Multiple GPUs on opennmt-tf

Loek · November 16, 2017, 5:08pm

Okay, so I did as suggested and made my system multiboot. I´ve now got a fresh instalaltion of Ubuntu, tensorflow and opennmt-tf. The sample files are working, but they are using only one GPU, while tensorflow detects two (SLI). -gpuid doesn’t seem to work in opennmt-tf. How do I tell opennmt to use both GPUś?

Loek · November 16, 2017, 5:10pm

Wait, it is using two GPUs automatically, it seems.

guillaumekln · November 17, 2017, 8:28am

Multi GPU is only provided via distributed training for the moment. It is inefficient and somewhat hard to setup.

May I ask why you don’t use OpenNMT, the original Lua version?

Loek · November 18, 2017, 4:15pm

I liked the cool graphics of TensorBoard, I wanted to make use of both GPU’s and I thought Tensorflow was the hippest thing in town these days. Not correct?

guillaumekln · November 20, 2017, 8:37am

True but that does not mean every applications using TensorFlow are the best suited for your use case.

We still consider OpenNMT-tf experimental and its current design targets advanced users. On the other hand, a lot of people, including non technical people, had success setting up and using OpenNMT-lua. I would recommend this one for now.

Loek · November 20, 2017, 8:51am

Thank you, Guillaume! In fact I already set up lua succesfully before this. That all worked, but training took 59 hours (4,5 million word corpus). So I wanted to try two things at once: get more insight in what is actually happening in the network using TensorBoard and take advantage of the extra GPU power by using a dual-boot system instead of VirtualBox. After 8 hours of training though (everything is working nicely now in Tensorflow, thanks to your help!) it seems the GPU’s won’t work miracles. They are being recognized and used, but considering the quality of the translations of the current model, I still have a long way to go.

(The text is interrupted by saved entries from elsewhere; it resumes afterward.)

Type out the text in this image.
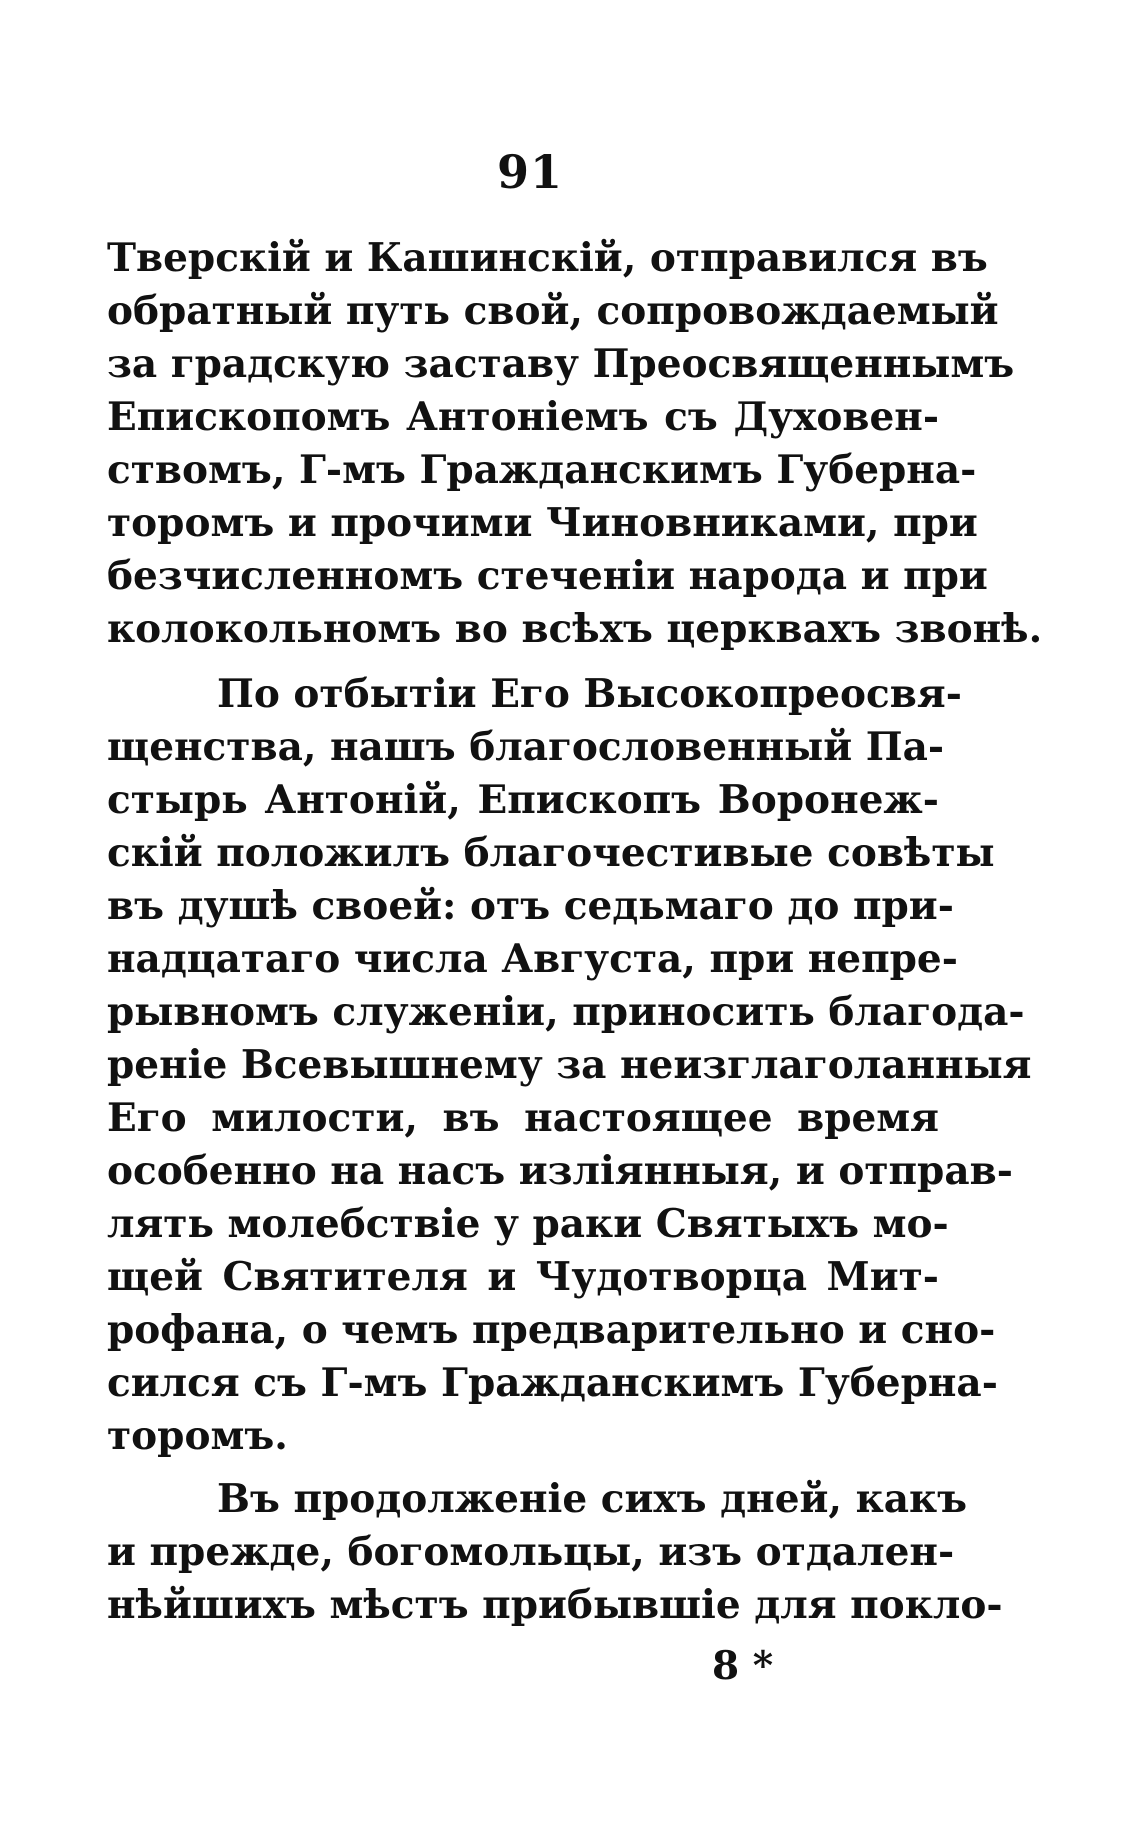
91
Тверскій и Кашинскій, отправился въ
обратный путь свой, сопровождаемый
за градскую заставу Преосвященнымъ
Епископомъ Антоніемъ съ Духовен-
ствомъ, Г-мъ Гражданскимъ Губерна-
торомъ и прочими Чиновниками, при
безчисленномъ стеченіи народа и при
колокольномъ во всѣхъ церквахъ звонѣ.
По отбытіи Его Высокопреосвя-
щенства, нашъ благословенный Па-
стырь Антоній, Епископъ Воронеж-
скій положилъ благочестивые совѣты
въ душѣ своей: отъ седьмаго до при-
надцатаго числа Августа, при непре-
рывномъ служеніи, приносить благода-
реніе Всевышнему за неизглаголанныя
Его милости, въ настоящее время
особенно на насъ изліянныя, и отправ-
лять молебствіе у раки Святыхъ мо-
щей Святителя и Чудотворца Мит-
рофана, о чемъ предварительно и сно-
сился съ Г-мъ Гражданскимъ Губерна-
торомъ.
Въ продолженіе сихъ дней, какъ
и прежде, богомольцы, изъ отдален-
нѣйшихъ мѣстъ прибывшіе для покло-
8 *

mayub · November 12, 2018, 8:11pm

Hi @guillaumekln ,

just a follow up on your comment :

Do you have the steps to setup the distributed training on HDFS ?

Thanks !

Mohammed Ayub

guillaumekln · November 13, 2018, 8:17am

Hi,

First, please note that this comment is no longer true as it’s been quite some time that multi GPU on a local machine is supported.

For HDFS support, I can only point to the TensorFlow documentation:

https://www.tensorflow.org/deploy/hadoop

mayub · November 14, 2018, 1:50pm

Sounds good.